Politico has an insanely depressing story today on Adelson gradually exercising editorial control of the Review-Journal, which he purchased (in attempted secrecy) in December. Since then, there have been a growing number of edits favorable to Adelson’s interests, a proposed stadium deal featuring private investors led by Adelson’s Sands Corp., and a “significant” amount of public money.
The edits were overseen by Craig Moon, Adelson’s handpicked publisher.
The Review-Journal reported that Adelson had met with the ownership of Oakland Raiders football team, hoping to lure them to Las Vegas and into a new “public/private”-funded $1 billion domed stadium.
The new publisher has reviewed each stadium story since, and the stories have seen numerous Moon-directed edits, several sources confirm. Those edits include removing key points of fact on what may turn out to become a $600 million-plus public investment in a football stadium. At least one stadium story was killed, as well, my sources confirm.

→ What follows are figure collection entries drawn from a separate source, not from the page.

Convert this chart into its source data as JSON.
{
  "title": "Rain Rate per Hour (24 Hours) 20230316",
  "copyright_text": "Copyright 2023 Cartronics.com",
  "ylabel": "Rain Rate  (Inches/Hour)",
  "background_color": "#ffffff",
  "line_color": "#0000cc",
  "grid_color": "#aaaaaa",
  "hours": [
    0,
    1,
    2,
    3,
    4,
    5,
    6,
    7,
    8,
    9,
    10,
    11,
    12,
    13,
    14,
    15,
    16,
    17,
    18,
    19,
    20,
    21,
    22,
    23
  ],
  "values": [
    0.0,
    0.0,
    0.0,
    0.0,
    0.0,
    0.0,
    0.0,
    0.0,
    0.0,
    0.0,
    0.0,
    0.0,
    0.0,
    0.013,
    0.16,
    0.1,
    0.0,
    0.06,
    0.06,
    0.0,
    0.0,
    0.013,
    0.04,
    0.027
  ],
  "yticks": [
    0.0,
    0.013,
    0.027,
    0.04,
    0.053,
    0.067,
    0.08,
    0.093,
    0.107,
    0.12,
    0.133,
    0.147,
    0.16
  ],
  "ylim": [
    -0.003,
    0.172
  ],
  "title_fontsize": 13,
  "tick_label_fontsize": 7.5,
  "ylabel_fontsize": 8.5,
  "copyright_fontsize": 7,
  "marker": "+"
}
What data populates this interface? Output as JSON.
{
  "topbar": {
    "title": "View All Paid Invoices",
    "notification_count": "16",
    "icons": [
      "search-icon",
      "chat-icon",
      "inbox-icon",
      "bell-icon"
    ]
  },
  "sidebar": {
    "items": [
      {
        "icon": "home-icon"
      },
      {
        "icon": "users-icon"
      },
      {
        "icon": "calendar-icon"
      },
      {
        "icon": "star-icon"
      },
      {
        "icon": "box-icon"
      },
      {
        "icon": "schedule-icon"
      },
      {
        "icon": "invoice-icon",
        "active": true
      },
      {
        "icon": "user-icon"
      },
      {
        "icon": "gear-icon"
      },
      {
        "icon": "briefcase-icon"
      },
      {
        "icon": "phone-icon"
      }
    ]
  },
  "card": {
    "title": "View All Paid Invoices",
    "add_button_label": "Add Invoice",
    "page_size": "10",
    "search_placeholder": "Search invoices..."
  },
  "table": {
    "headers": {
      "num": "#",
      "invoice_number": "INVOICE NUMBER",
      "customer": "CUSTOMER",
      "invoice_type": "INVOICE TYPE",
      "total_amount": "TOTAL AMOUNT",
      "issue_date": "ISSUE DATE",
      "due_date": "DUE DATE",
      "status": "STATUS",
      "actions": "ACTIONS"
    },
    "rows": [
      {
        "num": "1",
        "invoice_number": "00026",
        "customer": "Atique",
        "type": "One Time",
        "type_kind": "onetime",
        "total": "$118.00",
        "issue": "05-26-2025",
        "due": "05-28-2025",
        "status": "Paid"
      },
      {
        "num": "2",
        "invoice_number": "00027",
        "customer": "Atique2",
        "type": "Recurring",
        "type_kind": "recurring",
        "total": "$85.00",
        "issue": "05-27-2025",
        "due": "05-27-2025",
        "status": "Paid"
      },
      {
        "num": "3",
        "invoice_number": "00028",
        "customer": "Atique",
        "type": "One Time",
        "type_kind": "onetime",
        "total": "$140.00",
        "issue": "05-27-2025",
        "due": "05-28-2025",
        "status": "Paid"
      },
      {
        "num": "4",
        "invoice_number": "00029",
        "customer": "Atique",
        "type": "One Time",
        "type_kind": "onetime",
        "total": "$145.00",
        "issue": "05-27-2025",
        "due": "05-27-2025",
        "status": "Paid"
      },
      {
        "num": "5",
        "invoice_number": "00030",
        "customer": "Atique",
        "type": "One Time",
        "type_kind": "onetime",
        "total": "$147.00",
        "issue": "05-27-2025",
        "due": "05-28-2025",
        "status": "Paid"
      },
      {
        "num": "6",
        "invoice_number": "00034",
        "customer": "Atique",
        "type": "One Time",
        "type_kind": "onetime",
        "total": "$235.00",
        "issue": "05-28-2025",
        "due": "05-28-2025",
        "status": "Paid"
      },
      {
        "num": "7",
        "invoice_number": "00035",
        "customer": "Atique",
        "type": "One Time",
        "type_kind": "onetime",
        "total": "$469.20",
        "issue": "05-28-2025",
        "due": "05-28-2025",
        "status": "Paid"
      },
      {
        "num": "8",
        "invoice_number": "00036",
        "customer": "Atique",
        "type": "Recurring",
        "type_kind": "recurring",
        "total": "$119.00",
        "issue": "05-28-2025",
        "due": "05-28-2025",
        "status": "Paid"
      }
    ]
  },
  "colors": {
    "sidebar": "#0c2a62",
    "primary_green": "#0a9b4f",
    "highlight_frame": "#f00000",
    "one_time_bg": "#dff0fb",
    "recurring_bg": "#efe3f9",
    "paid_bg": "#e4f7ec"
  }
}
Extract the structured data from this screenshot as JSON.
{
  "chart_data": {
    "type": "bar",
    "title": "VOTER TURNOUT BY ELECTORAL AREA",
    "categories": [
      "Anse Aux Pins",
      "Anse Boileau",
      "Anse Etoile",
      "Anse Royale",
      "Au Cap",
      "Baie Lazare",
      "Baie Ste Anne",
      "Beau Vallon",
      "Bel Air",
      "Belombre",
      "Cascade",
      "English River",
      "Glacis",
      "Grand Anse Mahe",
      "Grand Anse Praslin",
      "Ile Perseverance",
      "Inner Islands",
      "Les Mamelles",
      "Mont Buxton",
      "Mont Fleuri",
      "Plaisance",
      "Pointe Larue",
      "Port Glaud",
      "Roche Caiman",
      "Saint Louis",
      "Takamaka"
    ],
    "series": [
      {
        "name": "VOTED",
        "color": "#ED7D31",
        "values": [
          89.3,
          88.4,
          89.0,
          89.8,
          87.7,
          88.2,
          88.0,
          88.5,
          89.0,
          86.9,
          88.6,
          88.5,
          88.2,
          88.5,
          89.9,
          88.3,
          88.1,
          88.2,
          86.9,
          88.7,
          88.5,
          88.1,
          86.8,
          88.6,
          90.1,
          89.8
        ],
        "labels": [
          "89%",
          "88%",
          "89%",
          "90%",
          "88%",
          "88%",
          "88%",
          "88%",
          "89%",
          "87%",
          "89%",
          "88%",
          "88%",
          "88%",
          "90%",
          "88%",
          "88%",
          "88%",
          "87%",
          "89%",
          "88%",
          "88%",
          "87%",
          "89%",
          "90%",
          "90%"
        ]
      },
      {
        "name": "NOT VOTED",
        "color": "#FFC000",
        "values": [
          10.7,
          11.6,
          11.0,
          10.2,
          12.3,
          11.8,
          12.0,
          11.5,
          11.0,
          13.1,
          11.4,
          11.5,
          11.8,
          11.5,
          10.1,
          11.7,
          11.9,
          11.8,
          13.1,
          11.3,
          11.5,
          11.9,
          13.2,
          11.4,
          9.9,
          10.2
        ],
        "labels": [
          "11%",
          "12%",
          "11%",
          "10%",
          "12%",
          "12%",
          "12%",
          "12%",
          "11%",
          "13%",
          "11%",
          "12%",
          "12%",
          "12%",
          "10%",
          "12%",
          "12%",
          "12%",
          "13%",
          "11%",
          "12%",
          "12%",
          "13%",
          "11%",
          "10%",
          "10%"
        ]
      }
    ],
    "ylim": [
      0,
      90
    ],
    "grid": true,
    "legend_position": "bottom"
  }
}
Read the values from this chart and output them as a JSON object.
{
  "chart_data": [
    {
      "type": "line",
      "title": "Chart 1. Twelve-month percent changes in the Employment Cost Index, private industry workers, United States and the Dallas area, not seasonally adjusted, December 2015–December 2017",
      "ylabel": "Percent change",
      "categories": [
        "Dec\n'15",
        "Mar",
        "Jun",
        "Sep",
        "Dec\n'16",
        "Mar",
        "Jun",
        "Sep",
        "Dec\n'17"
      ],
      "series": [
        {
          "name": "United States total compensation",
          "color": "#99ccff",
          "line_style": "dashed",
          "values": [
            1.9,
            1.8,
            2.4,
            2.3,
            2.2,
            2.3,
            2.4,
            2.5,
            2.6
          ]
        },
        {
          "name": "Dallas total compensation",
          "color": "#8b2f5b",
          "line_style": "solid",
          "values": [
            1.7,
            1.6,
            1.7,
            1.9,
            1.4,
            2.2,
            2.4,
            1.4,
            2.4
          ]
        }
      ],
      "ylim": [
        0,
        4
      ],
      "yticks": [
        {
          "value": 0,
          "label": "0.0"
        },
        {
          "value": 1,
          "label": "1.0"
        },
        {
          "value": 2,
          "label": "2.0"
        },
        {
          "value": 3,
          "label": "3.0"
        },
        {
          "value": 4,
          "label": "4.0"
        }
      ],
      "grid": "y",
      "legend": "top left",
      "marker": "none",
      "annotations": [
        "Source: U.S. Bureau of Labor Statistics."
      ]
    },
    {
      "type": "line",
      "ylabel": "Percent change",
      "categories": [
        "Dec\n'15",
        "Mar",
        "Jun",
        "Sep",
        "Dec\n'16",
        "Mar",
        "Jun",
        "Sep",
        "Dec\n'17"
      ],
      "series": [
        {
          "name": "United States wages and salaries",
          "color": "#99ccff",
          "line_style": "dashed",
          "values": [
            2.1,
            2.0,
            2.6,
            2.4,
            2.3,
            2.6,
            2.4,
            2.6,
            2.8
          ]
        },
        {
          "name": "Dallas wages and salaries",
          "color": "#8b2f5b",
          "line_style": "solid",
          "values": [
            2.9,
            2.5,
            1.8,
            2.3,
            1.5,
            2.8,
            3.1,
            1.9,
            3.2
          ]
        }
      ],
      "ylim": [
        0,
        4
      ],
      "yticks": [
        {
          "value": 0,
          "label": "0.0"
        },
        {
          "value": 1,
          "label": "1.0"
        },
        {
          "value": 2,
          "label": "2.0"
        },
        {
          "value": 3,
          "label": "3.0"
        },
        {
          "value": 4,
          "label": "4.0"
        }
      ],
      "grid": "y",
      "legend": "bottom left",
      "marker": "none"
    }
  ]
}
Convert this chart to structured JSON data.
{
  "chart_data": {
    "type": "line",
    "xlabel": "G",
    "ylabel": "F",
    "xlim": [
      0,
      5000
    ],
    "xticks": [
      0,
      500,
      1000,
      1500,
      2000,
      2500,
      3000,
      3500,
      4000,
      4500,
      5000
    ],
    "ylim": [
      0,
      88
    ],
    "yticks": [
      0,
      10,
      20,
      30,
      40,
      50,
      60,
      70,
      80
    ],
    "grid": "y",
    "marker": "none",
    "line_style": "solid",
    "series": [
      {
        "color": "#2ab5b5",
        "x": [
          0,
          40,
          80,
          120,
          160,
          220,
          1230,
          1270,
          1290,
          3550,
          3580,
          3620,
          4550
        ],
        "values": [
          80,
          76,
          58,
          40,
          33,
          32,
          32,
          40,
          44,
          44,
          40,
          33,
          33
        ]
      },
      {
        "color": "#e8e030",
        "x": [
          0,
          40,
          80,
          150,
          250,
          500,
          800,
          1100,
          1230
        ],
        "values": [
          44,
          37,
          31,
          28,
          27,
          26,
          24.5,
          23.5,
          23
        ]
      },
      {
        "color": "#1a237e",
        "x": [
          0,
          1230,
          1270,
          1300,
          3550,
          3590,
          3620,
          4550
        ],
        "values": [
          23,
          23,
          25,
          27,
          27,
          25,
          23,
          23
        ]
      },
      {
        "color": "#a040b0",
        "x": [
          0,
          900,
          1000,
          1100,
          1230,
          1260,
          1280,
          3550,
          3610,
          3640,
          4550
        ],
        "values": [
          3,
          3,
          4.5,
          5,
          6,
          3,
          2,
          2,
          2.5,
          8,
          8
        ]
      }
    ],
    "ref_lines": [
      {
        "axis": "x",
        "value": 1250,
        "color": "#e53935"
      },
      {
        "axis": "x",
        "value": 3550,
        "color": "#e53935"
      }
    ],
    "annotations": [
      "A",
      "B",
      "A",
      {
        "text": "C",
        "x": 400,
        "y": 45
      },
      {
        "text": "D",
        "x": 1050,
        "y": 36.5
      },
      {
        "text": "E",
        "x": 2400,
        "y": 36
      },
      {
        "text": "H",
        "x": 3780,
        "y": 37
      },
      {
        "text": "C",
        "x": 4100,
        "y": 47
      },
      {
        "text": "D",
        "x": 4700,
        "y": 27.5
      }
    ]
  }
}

The stadium scam is stacked against the public to begin with. They’re presented with fantasy economic projections that never end up coming true. Local politicians push financing deals through because they know they won’t be around when it comes time to pay the piper. The local media, at least, ought to be the voice of reason, and of facts. Those facts would properly portray a Las Vegas football stadium as a horrible deal for taxpayers. Because Sheldon Adelson stands to profit from a stadium, he’s making sure his newspaper doesn’t print those facts.
If you work at the Review-Journal: I’m sorry, this all really, really sucks for you guys. We’d love to hear about how your stadium coverage is being messed with. Drop me a line.
Update (7:15 p.m.): Interim editor Glenn Cook sends along the following response, denying that any stories have been killed:
Since I was appointed interim editor of the Review-Journal on Jan. 6, no story about the Adelsons or Las Vegas Sands Corp. has been killed. A story that examined the Las Vegas Sands stadium proposal, which was posted to our website last night and ran on Page A1 today, had been held.